Usually no. At MBB firms, keep recommendations at a strategic level. At implementation-focused firms like Accenture or Deloitte, mentioning a specific provider can be appropriate if you can justify it with workload type, existing relationships, or regulatory needs. When in doubt, talk about what the cloud needs to do rather than who provides it.

 

How Long Does a Real Cloud Transformation Take?

 

Most enterprise cloud transformations take 3 to 5 years from start to mostly complete. A full data center exit alone is typically 18 to 36 months. In a case, recommending a 12-month full migration is a red flag and recommending a 10-year plan is too slow. Aim for 2 to 4 years.

 

What Percentage of Applications Should Be Refactored vs Rehosted?

 

A common rule of thumb is roughly 50% rehost, 25% replatform or repurchase, 15% refactor, and 10% retire or retain. Refactor is the most expensive and time-consuming path, so only apply it to strategic applications where the business benefit is clear.

 

How Is Cloud Cost Different from On-Premises Cost?

 

On-premises is mostly CapEx (large upfront server and hardware purchases) plus ongoing OpEx for power, cooling, and staff.

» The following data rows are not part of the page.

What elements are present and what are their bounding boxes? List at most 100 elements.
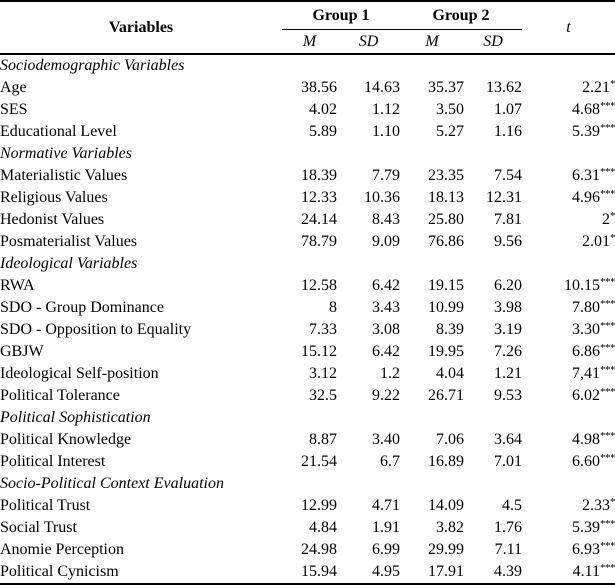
section-row: Ideological Variables — [0, 253, 615, 275]
variable-label: Ideological Self-position — [0, 365, 159, 382]
t-value: 4.98*** — [522, 429, 615, 451]
group1-mean: 38.56 — [301, 79, 337, 96]
group1-sd: 9.22 — [372, 387, 400, 404]
section-title: Normative Variables — [0, 145, 132, 162]
group1-sd: 4.71 — [372, 497, 400, 514]
group2-sd: 3.98 — [494, 299, 522, 316]
significance-stars: *** — [600, 166, 615, 178]
t-value: 6.60*** — [522, 451, 615, 473]
data-row: Posmaterialist Values 78.79 9.09 76.86 9.56 2… — [0, 231, 615, 253]
table-header: Variables Group 1 Group 2 t M SD M SD — [0, 1, 615, 54]
group1-sd: 1.10 — [372, 123, 400, 140]
group1-mean: 8.87 — [309, 431, 337, 448]
group1-mean: 4.84 — [309, 519, 337, 536]
header-row-groups: Variables Group 1 Group 2 t — [0, 1, 615, 35]
group2-mean: 25.80 — [428, 211, 464, 228]
data-row: Anomie Perception 24.98 6.99 29.99 7.11 6.93*… — [0, 539, 615, 561]
variable-label: SDO - Opposition to Equality — [0, 321, 192, 338]
t-value-number: 2.21 — [582, 79, 610, 96]
group1-sd: 3.40 — [372, 431, 400, 448]
t-value: 6.02*** — [522, 385, 615, 407]
variable-label: SES — [0, 101, 28, 118]
group1-mean: 12.58 — [301, 277, 337, 294]
t-value: 2.01* — [522, 231, 615, 253]
group2-mean: 8.39 — [436, 321, 464, 338]
group1-sd: 6.42 — [372, 277, 400, 294]
t-value: 6.93*** — [522, 539, 615, 561]
variable-label: Political Tolerance — [0, 387, 120, 404]
column-header-group1-sd: SD — [358, 32, 379, 50]
data-row: Political Knowledge 8.87 3.40 7.06 3.64 4.98*… — [0, 429, 615, 451]
group1-mean: 12.33 — [301, 189, 337, 206]
variable-label: Materialistic Values — [0, 167, 128, 184]
data-row: SES 4.02 1.12 3.50 1.07 4.68*** — [0, 99, 615, 121]
group2-sd: 4.39 — [494, 563, 522, 580]
group2-sd: 7.26 — [494, 343, 522, 360]
data-row: SDO - Opposition to Equality 7.33 3.08 8.39… — [0, 319, 615, 341]
group1-mean: 24.98 — [301, 541, 337, 558]
t-value-number: 7.80 — [572, 299, 600, 316]
variable-label: Posmaterialist Values — [0, 233, 138, 250]
column-header-variables: Variables — [108, 18, 174, 36]
t-value: 2* — [522, 209, 615, 231]
group2-mean: 26.71 — [428, 387, 464, 404]
group2-mean: 3.82 — [436, 519, 464, 536]
significance-stars: * — [610, 496, 615, 508]
significance-stars: *** — [600, 386, 615, 398]
group1-mean: 15.12 — [301, 343, 337, 360]
t-value-number: 6.93 — [572, 541, 600, 558]
group2-mean: 10.99 — [428, 299, 464, 316]
significance-stars: *** — [600, 298, 615, 310]
section-title: Sociodemographic Variables — [0, 57, 185, 74]
section-title: Ideological Variables — [0, 255, 138, 272]
t-value: 5.39*** — [522, 517, 615, 539]
t-value-number: 5.39 — [572, 123, 600, 140]
t-value: 6.31*** — [522, 165, 615, 187]
group1-sd: 8.43 — [372, 211, 400, 228]
group2-sd: 7.01 — [494, 453, 522, 470]
group2-sd: 1.16 — [494, 123, 522, 140]
group2-mean: 35.37 — [428, 79, 464, 96]
group2-mean: 19.95 — [428, 343, 464, 360]
section-row: Sociodemographic Variables — [0, 54, 615, 77]
data-row: Political Trust 12.99 4.71 14.09 4.5 2.33* — [0, 495, 615, 517]
group2-sd: 3.19 — [494, 321, 522, 338]
significance-stars: *** — [600, 342, 615, 354]
column-header-t: t — [566, 18, 571, 36]
group2-sd: 1.07 — [494, 101, 522, 118]
t-value: 10.15*** — [522, 275, 615, 297]
variable-label: Anomie Perception — [0, 541, 124, 558]
table-body: Sociodemographic Variables Age 38.56 14.63 3… — [0, 54, 615, 584]
t-value: 7.80*** — [522, 297, 615, 319]
group2-sd: 7.11 — [494, 541, 522, 558]
group1-mean: 24.14 — [301, 211, 337, 228]
group1-mean: 3.12 — [309, 365, 337, 382]
group2-sd: 3.64 — [494, 431, 522, 448]
group2-mean: 18.13 — [428, 189, 464, 206]
significance-stars: *** — [600, 276, 615, 288]
group1-mean: 18.39 — [301, 167, 337, 184]
group1-sd: 1.2 — [380, 365, 400, 382]
data-row: GBJW 15.12 6.42 19.95 7.26 6.86*** — [0, 341, 615, 363]
t-value-number: 10.15 — [564, 277, 600, 294]
variable-label: Hedonist Values — [0, 211, 105, 228]
section-row: Normative Variables — [0, 143, 615, 165]
column-header-group1-m: M — [302, 32, 317, 50]
group2-sd: 7.54 — [494, 167, 522, 184]
group2-sd: 9.56 — [494, 233, 522, 250]
variable-label: GBJW — [0, 343, 44, 360]
t-value-number: 6.86 — [572, 343, 600, 360]
column-header-group2-sd: SD — [483, 32, 503, 50]
data-row: Materialistic Values 18.39 7.79 23.35 7.54 6.… — [0, 165, 615, 187]
t-value: 2.33* — [522, 495, 615, 517]
variable-label: Political Knowledge — [0, 431, 132, 448]
t-value-number: 7,41 — [572, 365, 600, 382]
group1-mean: 8 — [329, 299, 337, 316]
column-header-group2-m: M — [425, 32, 439, 50]
group1-mean: 4.02 — [309, 101, 337, 118]
t-value: 4.68*** — [522, 99, 615, 121]
t-value: 6.86*** — [522, 341, 615, 363]
group2-mean: 76.86 — [428, 233, 464, 250]
data-row: Political Tolerance 32.5 9.22 26.71 9.53 6.02… — [0, 385, 615, 407]
group2-mean: 5.27 — [436, 123, 464, 140]
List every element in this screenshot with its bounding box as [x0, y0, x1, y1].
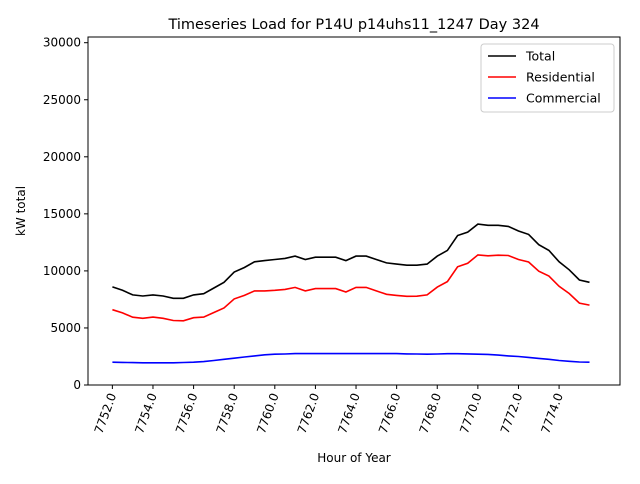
x-tick-label: 7772.0 [498, 391, 526, 435]
y-tick-label: 0 [73, 378, 81, 392]
y-axis-label: kW total [14, 186, 28, 236]
y-tick-label: 15000 [43, 207, 81, 221]
x-tick-label: 7752.0 [92, 391, 120, 435]
y-tick-label: 10000 [43, 264, 81, 278]
chart-title: Timeseries Load for P14U p14uhs11_1247 D… [167, 17, 539, 33]
y-tick-label: 25000 [43, 93, 81, 107]
axes-frame [87, 36, 621, 386]
x-tick-label: 7760.0 [254, 391, 282, 435]
y-tick-label: 20000 [43, 150, 81, 164]
x-tick-label: 7764.0 [335, 391, 363, 435]
series-line-commercial [112, 352, 590, 364]
series-line-residential [112, 254, 590, 322]
legend: Total Residential Commercial [480, 43, 615, 113]
x-tick-label: 7756.0 [173, 391, 201, 435]
x-tick-label: 7768.0 [417, 391, 445, 435]
legend-label-commercial: Commercial [526, 91, 601, 106]
legend-box [480, 43, 615, 113]
x-tick-label: 7762.0 [295, 391, 323, 435]
y-tick-label: 30000 [43, 36, 81, 50]
x-tick-label: 7758.0 [213, 391, 241, 435]
legend-label-total: Total [525, 49, 555, 64]
x-axis-label: Hour of Year [317, 451, 391, 465]
series-line-total [112, 223, 590, 300]
x-tick-label: 7766.0 [376, 391, 404, 435]
legend-label-residential: Residential [526, 70, 595, 85]
x-tick-label: 7770.0 [457, 391, 485, 435]
x-tick-label: 7774.0 [538, 391, 566, 435]
x-tick-label: 7754.0 [132, 391, 160, 435]
y-tick-label: 5000 [50, 321, 81, 335]
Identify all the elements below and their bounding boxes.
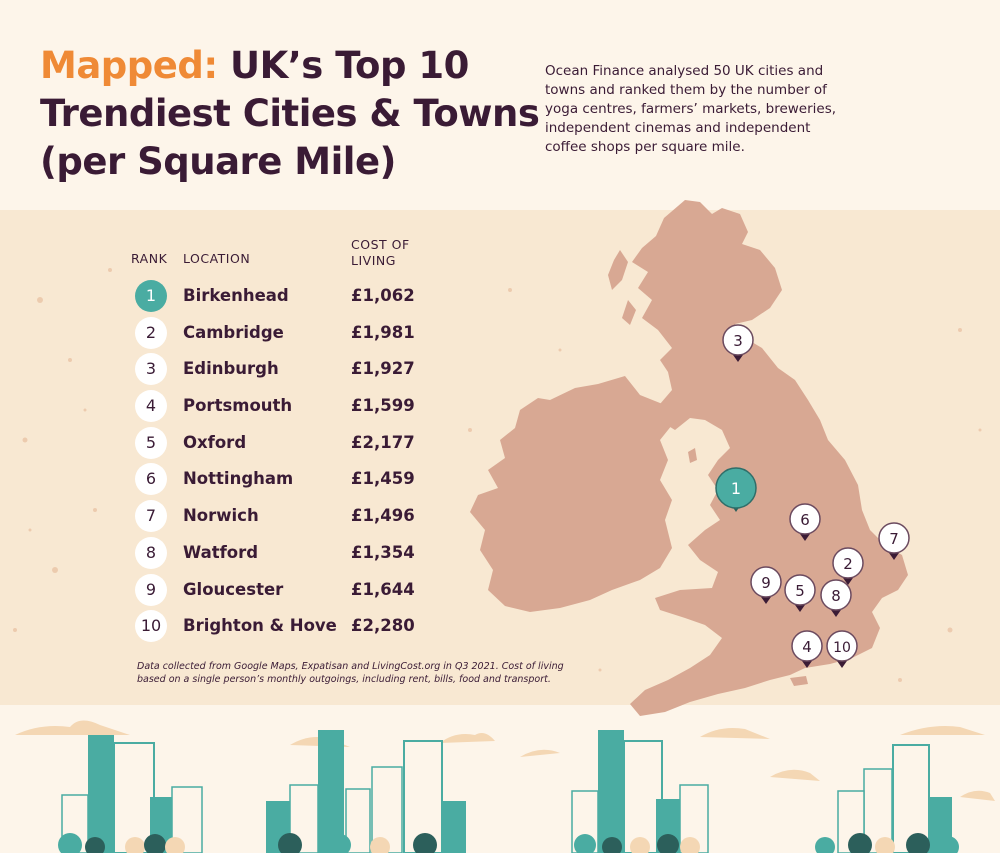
marker-label: 10: [833, 640, 851, 656]
rank-badge: 9: [135, 574, 167, 606]
marker-label: 5: [795, 582, 805, 600]
table-row: 9 Gloucester £1,644: [135, 574, 435, 606]
table-row: 10 Brighton & Hove £2,280: [135, 610, 435, 642]
map-marker[interactable]: 7: [878, 522, 910, 560]
cost-cell: £1,354: [351, 543, 415, 562]
location-cell: Gloucester: [183, 580, 284, 599]
map-marker[interactable]: 2: [832, 547, 864, 585]
rank-badge: 10: [135, 610, 167, 642]
marker-label: 3: [733, 332, 743, 350]
building-group: [58, 735, 203, 853]
table-row: 7 Norwich £1,496: [135, 500, 435, 532]
cost-cell: £1,981: [351, 323, 415, 342]
title-accent: Mapped:: [40, 44, 218, 87]
marker-label: 9: [761, 574, 771, 592]
rank-badge: 5: [135, 427, 167, 459]
table-row: 4 Portsmouth £1,599: [135, 390, 435, 422]
rank-badge: 6: [135, 463, 167, 495]
cost-cell: £2,280: [351, 616, 415, 635]
table-row: 1 Birkenhead £1,062: [135, 280, 435, 312]
location-column-header: LOCATION: [183, 251, 251, 266]
location-cell: Oxford: [183, 433, 247, 452]
great-britain-landmass: [630, 200, 908, 716]
isle-of-wight: [790, 676, 808, 686]
rank-badge: 2: [135, 317, 167, 349]
building-group: [266, 730, 466, 853]
location-cell: Brighton & Hove: [183, 616, 337, 635]
cost-column-header: COST OF LIVING: [351, 237, 410, 269]
table-row: 8 Watford £1,354: [135, 537, 435, 569]
cost-cell: £2,177: [351, 433, 415, 452]
header-background: [0, 0, 1000, 210]
hebrides-islands: [608, 250, 628, 290]
rank-badge: 8: [135, 537, 167, 569]
intro-text: Ocean Finance analysed 50 UK cities and …: [545, 63, 837, 155]
rank-badge: 3: [135, 353, 167, 385]
marker-label: 1: [731, 479, 741, 498]
rank-badge: 4: [135, 390, 167, 422]
title-line-1: UK’s Top 10: [230, 44, 469, 87]
cost-cell: £1,927: [351, 359, 415, 378]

Cloud is almost entirely OpEx, paid monthly based on usage. This shift gives more flexibility but also makes cost overruns easier, which is why FinOps matters so much.

 

Are Cloud Transformation Cases More Common at MBB or Implementation Firms?

 

They're more common at implementation-focused firms like Deloitte, Accenture, PwC, and KPMG. But MBB firms also ask them, especially in their dedicated digital practices (McKinsey Digital, BCG X, Bain Vector). Expect at least one cloud or technology-flavored case in any consulting interview process.